In every school I’ve worked in, and at most of the schools my friends/peers work in, we have conversations about student stress and what we can do do alleviate that. Does that mean changing the schedule, building in more “down time” during the day? Does that mean creating customizeable experiences, allowing for them to pursue a passion rather than the cookie-cutter graduation requirements? Does that mean designing workshops that teach them time-management and stress-reduction techniques? What about working with parents to help students find a schedule that both “builds the resume” for college and gives them
time to relax? Or convincing students to unplug before bed?
At MFPOW there was talk about teachers finding Flow – those moments when a class is going really, really well, when you know that this is what you were meant to do. The question of how to increase those moments is a difficult one to resolve, as into every job a little boredom must fall (personally, I hate shelving – I think I’ve mentioned that before). In some ways it reminds me of my response to a question while on a job search. I was asked “is this the perfect job for you?” (trying to assess my interest in the school, etc.) and I immediately said, “nope!
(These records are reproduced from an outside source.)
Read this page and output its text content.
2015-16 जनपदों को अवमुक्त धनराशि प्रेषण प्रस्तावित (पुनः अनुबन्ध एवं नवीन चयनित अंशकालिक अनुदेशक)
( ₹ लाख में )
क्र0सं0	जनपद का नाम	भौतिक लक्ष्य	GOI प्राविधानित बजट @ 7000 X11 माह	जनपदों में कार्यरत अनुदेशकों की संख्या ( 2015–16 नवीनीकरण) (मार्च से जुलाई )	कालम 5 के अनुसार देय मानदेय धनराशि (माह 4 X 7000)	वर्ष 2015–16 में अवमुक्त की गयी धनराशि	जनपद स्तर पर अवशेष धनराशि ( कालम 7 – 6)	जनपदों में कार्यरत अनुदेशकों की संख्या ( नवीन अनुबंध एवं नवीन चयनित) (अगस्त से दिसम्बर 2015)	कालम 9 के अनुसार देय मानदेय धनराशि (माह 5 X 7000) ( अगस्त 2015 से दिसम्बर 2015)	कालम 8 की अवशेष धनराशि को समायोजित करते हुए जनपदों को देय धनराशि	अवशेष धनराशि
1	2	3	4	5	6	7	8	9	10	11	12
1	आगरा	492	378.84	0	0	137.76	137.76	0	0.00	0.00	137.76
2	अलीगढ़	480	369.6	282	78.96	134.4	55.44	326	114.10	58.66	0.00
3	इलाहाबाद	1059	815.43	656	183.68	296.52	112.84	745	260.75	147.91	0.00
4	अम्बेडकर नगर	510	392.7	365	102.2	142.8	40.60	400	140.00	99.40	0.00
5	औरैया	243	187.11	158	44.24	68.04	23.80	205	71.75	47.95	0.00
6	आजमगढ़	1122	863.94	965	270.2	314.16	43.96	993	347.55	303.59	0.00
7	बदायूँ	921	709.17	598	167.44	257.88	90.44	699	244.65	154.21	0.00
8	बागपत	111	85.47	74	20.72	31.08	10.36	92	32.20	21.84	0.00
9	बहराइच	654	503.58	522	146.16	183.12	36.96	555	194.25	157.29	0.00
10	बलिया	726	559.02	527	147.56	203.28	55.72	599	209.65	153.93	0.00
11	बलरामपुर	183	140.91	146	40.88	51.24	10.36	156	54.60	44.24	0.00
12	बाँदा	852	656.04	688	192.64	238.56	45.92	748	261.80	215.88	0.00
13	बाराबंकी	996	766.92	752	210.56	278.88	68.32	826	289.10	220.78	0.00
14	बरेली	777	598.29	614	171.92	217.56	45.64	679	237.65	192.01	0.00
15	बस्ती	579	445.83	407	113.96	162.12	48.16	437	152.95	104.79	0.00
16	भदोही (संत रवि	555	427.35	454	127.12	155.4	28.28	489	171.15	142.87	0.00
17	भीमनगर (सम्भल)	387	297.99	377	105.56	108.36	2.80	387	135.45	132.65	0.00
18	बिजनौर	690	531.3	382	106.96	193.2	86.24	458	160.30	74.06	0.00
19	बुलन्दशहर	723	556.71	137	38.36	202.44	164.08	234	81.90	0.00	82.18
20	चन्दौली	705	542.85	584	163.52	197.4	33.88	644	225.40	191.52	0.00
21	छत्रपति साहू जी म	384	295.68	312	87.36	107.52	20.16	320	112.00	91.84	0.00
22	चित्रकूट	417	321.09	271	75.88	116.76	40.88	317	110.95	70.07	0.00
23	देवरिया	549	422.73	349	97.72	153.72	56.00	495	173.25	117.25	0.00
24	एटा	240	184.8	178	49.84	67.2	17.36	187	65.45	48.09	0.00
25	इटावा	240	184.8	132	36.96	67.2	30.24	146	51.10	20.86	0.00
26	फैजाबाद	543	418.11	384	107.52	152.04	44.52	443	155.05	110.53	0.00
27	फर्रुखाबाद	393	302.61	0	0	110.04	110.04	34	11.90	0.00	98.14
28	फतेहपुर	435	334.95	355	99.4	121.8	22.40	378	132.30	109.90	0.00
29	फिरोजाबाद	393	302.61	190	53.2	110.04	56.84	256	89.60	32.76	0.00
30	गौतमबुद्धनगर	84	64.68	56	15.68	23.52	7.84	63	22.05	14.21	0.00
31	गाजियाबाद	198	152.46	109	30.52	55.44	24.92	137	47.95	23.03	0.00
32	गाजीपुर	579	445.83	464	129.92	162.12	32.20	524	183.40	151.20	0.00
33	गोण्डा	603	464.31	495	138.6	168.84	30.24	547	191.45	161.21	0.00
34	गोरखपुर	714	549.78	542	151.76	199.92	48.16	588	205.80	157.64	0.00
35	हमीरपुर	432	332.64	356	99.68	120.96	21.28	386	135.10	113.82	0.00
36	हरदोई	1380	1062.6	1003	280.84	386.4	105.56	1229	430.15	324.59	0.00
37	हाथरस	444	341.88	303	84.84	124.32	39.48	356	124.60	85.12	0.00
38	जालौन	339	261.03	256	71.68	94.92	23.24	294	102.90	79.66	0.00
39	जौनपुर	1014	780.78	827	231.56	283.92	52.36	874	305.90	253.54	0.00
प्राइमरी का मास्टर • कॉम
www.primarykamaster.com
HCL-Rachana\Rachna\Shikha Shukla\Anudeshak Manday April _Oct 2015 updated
The perfect job would pay me about three-four times what you’re going to pay me, ask me to work only 10-20 hours/week helping students do research, and give me the rest of the time to read… but since that’s incredibly unrealistic, this job will be a good substitute.” As far as I know, no one can be “in flow” all the time, but can you have a life that is more “flow-focused” than it is?
So, let’s get back to that unhappy department member. What is making them unhappy? The reality is that we, in schools and particularly in libraries, are not good at saying “no” to add-ons. In September, everything is cupcakes and unicorns, but by November we’re too busy to pee. Our “free” prep periods are filled with getting ready for a new class or helping students understand past material or grading. After school there might be coaching or club advising responsibilities. In independent schools we often advise students, acting as filters/buffers/facilitators between teachers, parents and students. Grades are often far more than just computing an average, they’re comments and explication (and if you teach and advise, you’ve got those comments to create after reading all the teacher comments). Committees – check. Department meetings – double check. Cover class for a sick colleague? Oversee recess or dismissal? Teach an extra section? check check check.
Where are the conversations about teacher stress? Yes, students are important and helping them manage their stress is important. But isn’t it equally important for us to work on how to be less stressed? isn’t it critical that we model good habits for our students? If we don’t know how to say “no” and work ourselves into an exhausted frenzy each year, are we really doing our students any favors?
What pleases me inordinately is that MPOW is willing to talk about this – perhaps we won’t come up with any real solutions, or perhaps solutions will differ per department and grades taught. But opening the conversation, recognizing that there are stresses on faculty that need to be addressed and examined is a great place to start. One challenge for all of us is finding time to learn something new in terms of pedagogy or technology, integrating it into our classes and practice, and that contributes to the stress. Another is all the “outside” stuff (the things we don’t learn in professional training or aren’t explicitly in our job descriptions) and finding ways to do a good job at those and at our “real” jobs.
I’m struggling with this – who isn’t? And as a department chair/library director, I’m also “unhappy.” Wouldn’t it be nice if, by the end of this academic year, there was a clear way forward and an end to the cycle?